The proposed system uses the hash chain technique in order to compose the hierarchical group keys, so that the member of a higher level can access a group of lower class by calculating the group key of the lower level. However, the member of lower level cannot access groups of a higher level because the member of the lower level cannot calculate the hash value of the group of higher level. Additionally, it certifies the legitimacy of joining members of the group by using certification and digital signatures and, therefore, secures the safety against the sham attack.
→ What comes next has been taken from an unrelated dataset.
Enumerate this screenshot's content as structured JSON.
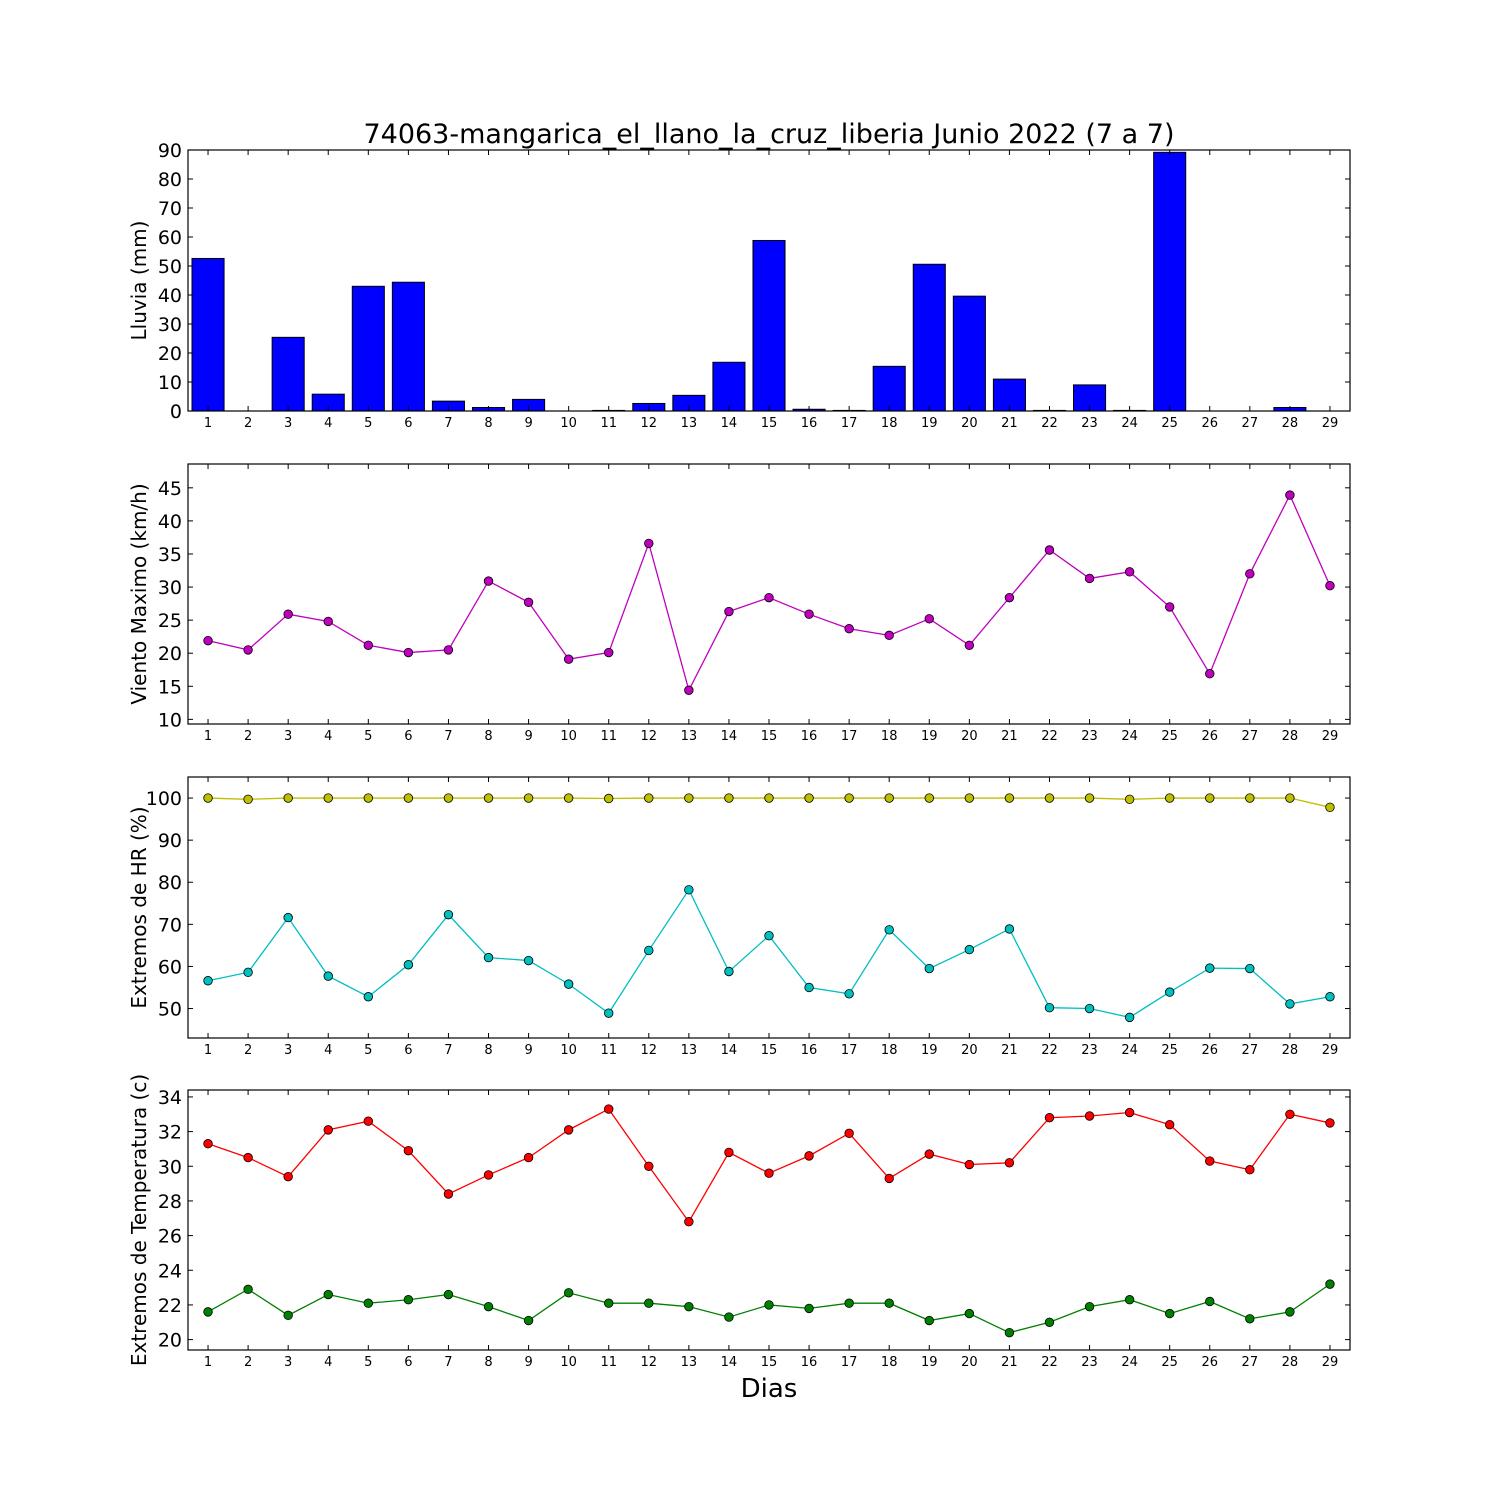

Furthermore, the proposed system was designed to conduct the user certification by using certification and signature when users log in to the IP camera web server, and to encode the password which is transmitted in plain text so that it secures safety against the sniffing attack.

In order to analyze the efficiency and security from the perspective of the management of the proposed system, this research conducted the comparative analysis on such items as management policy, access authority, access denial, and user certification of a CCTV system, existing IP camera system, and the proposed system, respectively. As a result of that analysis, it has been found that the security of the CCTV system is similar to that of the proposed system because CCTV is operated in a closed system. However, the CCTV system has critical limitations in a way that it cannot be accessed from a remote place, and the entire access authorities are concentrated in the central control center, so if the central control center is attacked, the entire surveillance system can be accessed and attacked. On the contrary, the proposed system separates groups hierarchically, controls access according to each group, respectively, and provides services so that even if a part of the system does not work properly, it cannot have any effect on the monitoring service of other camera.

Conclusively, it provides the higher efficiency than any other system. The result of the comparative analysis of the proposed system and the existing IP camera system demonstrates that access control, user certification, and password encryption of the proposed system provide more secure services than those of the existing system. Even though this research realized the access authority system to IP cameras, and thus solved the problems of access control and passwords which are transmitted in plain text, there is still the possibility that the integrity of video information could be damaged. Therefore, it is suggested that more research and analyses are required to encode the video information, to apply appropriate encryption methods according to the importance of video information, consequently to maintain the confidentiality of the video information, and to prevent the deterioration of video quality in the future.